Warm-bodied fish such as tunas and some sharks may be among the ocean’s most powerful predators, but are likely to face increasing risks in climate breakdown.
Research led by scientists at Trinity College Dublin (TCD) in collaboration with Dr Edward (Ned) Snelling, an experimental physiologist in the University of Pretoria’s (UP) Faculty of Veterinary Science, says these species will be driven towards the poles due to their high fuel demands, physiology and declining food resources.
The study, published today in leading international journal Science, explains that warm-bodied fish such as tunas and some sharks, including the legendary Great White and Ireland’s protected basking shark, burn nearly four times more energy than their cold-blooded counterparts.
This means they are likely to face an increasing risk of overheating as oceans warm, which may result in a reduction of suitable habitat and an enforced relocation towards the poles, the research states.
The study focuses on “mesothermic” fishes, a rare group comprising fewer than 0.1% of all fish species, which can retain metabolic heat and keep parts of their bodies warmer than the surrounding seawater.
This ability has evolved independently several times in some sharks and tunas, enabling higher swimming speeds, long-distance migrations, and enhanced predatory performance, the scientists explain.
The TCD and UP scientists say they developed a novel way to estimate metabolic rate in free-swimming fish.
“By analysing biologging data—from tiny sensors that record body and water temperatures—the team calculated how much heat fish produce and lose in real time. They combined these new measurements, including data from huge basking sharks weighing up to 3.5 tonnes, with hundreds of lab measurements from smaller species,” TCD states.
Dr Nicholas Payne of TCD’s School of Natural Sciences, who is first author of the research paper, said the results” were really quite striking”.

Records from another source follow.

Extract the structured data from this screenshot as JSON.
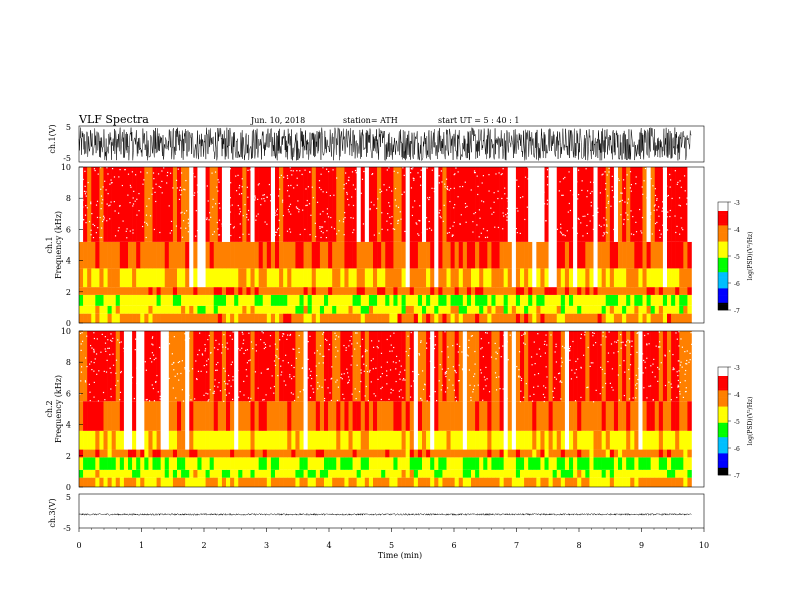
{
  "header": {
    "title": "VLF  Spectra",
    "date": "Jun. 10, 2018",
    "station": "station= ATH",
    "start_ut": "start  UT  =    5  : 40 : 1"
  },
  "colorbar": {
    "label": "log(PSD)(V²/Hz)",
    "ticks": [
      "-3",
      "-4",
      "-5",
      "-6",
      "-7"
    ],
    "range": [
      -7,
      -3
    ],
    "colors": [
      "#000000",
      "#0000ff",
      "#00bfff",
      "#00ff00",
      "#ffff00",
      "#ff8000",
      "#ff0000",
      "#ffffff"
    ]
  },
  "chart_data": [
    {
      "type": "line",
      "panel": "waveform",
      "ylabel": "ch.1(V)",
      "ylim": [
        -5,
        5
      ],
      "yticks": [
        "5",
        "-5"
      ],
      "xlim": [
        0,
        10
      ],
      "description_note": "",
      "series": [
        {
          "values": [
            -4.6,
            4.7,
            -4.5,
            4.6,
            -4.4,
            4.5,
            -4.7,
            4.6
          ]
        }
      ],
      "color": "#000000"
    },
    {
      "type": "heatmap",
      "panel": "spectrogram",
      "channel_label": "ch.1",
      "ylabel": "Frequency  (kHz)",
      "ylim": [
        0,
        10
      ],
      "yticks": [
        "0",
        "2",
        "4",
        "6",
        "8",
        "10"
      ],
      "xlim": [
        0,
        10
      ],
      "data_end_min": 9.8,
      "bands": [
        {
          "f_low": 0.0,
          "f_high": 0.6,
          "level": -4.2
        },
        {
          "f_low": 0.6,
          "f_high": 1.1,
          "level": -4.7
        },
        {
          "f_low": 1.1,
          "f_high": 1.8,
          "level": -4.9
        },
        {
          "f_low": 1.8,
          "f_high": 2.3,
          "level": -4.0
        },
        {
          "f_low": 2.3,
          "f_high": 3.5,
          "level": -4.5
        },
        {
          "f_low": 3.5,
          "f_high": 5.2,
          "level": -3.9
        },
        {
          "f_low": 5.2,
          "f_high": 10.0,
          "level": -3.6
        }
      ]
    },
    {
      "type": "heatmap",
      "panel": "spectrogram",
      "channel_label": "ch.2",
      "ylabel": "Frequency  (kHz)",
      "ylim": [
        0,
        10
      ],
      "yticks": [
        "0",
        "2",
        "4",
        "6",
        "8",
        "10"
      ],
      "xlim": [
        0,
        10
      ],
      "data_end_min": 9.8,
      "bands": [
        {
          "f_low": 0.0,
          "f_high": 0.6,
          "level": -4.3
        },
        {
          "f_low": 0.6,
          "f_high": 1.1,
          "level": -4.8
        },
        {
          "f_low": 1.1,
          "f_high": 1.9,
          "level": -5.0
        },
        {
          "f_low": 1.9,
          "f_high": 2.4,
          "level": -4.1
        },
        {
          "f_low": 2.4,
          "f_high": 3.6,
          "level": -4.6
        },
        {
          "f_low": 3.6,
          "f_high": 5.5,
          "level": -4.0
        },
        {
          "f_low": 5.5,
          "f_high": 10.0,
          "level": -3.7
        }
      ]
    },
    {
      "type": "line",
      "panel": "waveform",
      "ylabel": "ch.3(V)",
      "ylim": [
        -5,
        5
      ],
      "yticks": [
        "5",
        "-5"
      ],
      "xlim": [
        0,
        10
      ],
      "xlabel": "Time  (min)",
      "xticks": [
        "0",
        "1",
        "2",
        "3",
        "4",
        "5",
        "6",
        "7",
        "8",
        "9",
        "10"
      ],
      "series": [
        {
          "values": [
            -1.1,
            -0.9,
            -1.0,
            -1.2,
            -0.9,
            -1.0,
            -1.1,
            -1.0
          ]
        }
      ],
      "color": "#000000"
    }
  ]
}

“After accounting for body size and temperature, we found that mesothermic fishes use about 3.8 times more energy than similarly sized ‘ectothermic’, or ‘cold-blooded’ fishes. In addition, a 10°C increase in body temperature more than doubles a fish’s routine metabolic rate which, in practical terms, means warm-bodied predators must consume far more food to fuel their lifestyle,” he said.
“But that heighted energy demand is only part of the story because as fish grow larger their bodies generate heat faster than they can lose it,” Dr Payne said.
“This creates a mismatch driven by basic geometry and physics because bigger bodies retain heat more effectively, and in mesotherms, high metabolic rates amplify this effect,” he explained.
The team found that larger fish become increasingly “warm-bodied” simply because of this imbalance, and it is this scaling mismatch that creates an overheating dilemma with significant implications for these species.
Prof Andrew Jackson, also of TCD’s School of Natural Sciences and senior author of the research paper, said that they were “able to create theoretical ‘heat-balance thresholds’, which are the water temperatures above which large fish cannot shed heat quickly enough to maintain stable body temperatures without changing their behaviour or physiology”.
“For example, a 1-tonne warm-bodied shark may struggle to remain in heat balance in waters above about 17°C,”he said.
“Above such thresholds, fish must slow down, alter blood flow, or dive into cooler depths to avoid dangerous warming but that comes at a cost too; it might be harder to find food, or catch it, for example – especially if your main weapon is speed and power,” Prof Jackson said.
These findings seemingly help to explain long-observed patterns in the ocean, where large fishes tend to occur in cooler waters, at higher latitudes, or at greater depths. They also migrate seasonally, tracking favourable temperatures.
The scientists predict that under future warming scenarios suitable habitat for large mesotherms will shrink, and particularly so during summer months.
They say that while some species, such as Atlantic bluefin tuna, can temporarily increase heat loss or dive to cooler waters, even they may be pushed to their limits if surface waters continue to warm.
Dr Snelling of the University of Pretoria says the research shows that “being a high-performance predator in the ocean comes at a greater cost than we previously appreciated”.
“ As the oceans warm, these species are being pushed closer to their physiological limits, which could have consequences for where they can live and how they survive.”
“What’s particularly concerning is that these animals are already operating on a tight energy budget, and climate change is narrowing their options even further. Understanding these constraints is essential if we want to predict how marine ecosystems will shift in the coming decades,”Dr Snelling added.
“The implications are really sobering as this new finding essentially places these animals in ‘double jeopardy,” Dr Payne observed.
“Many mesothermic fishes are already heavily impacted by overfishing of themselves and also their prey species, so their elevated energy needs make them especially vulnerable when their food becomes scarce.”
“Fossil evidence suggests that warm-bodied marine giants, like the infamous extinct Megalodon shark, suffered disproportionately during past climate shifts when seas changed and today’s oceans are changing at unprecedented speeds, so the alarm bells are ringing loudly at this point,” Dr Payne noted.
This research was supported by funding from Research Ireland, the Marine Institute, Future Legend Films, Oregon State University, and a National Geographic and Human Frontiers Science Project.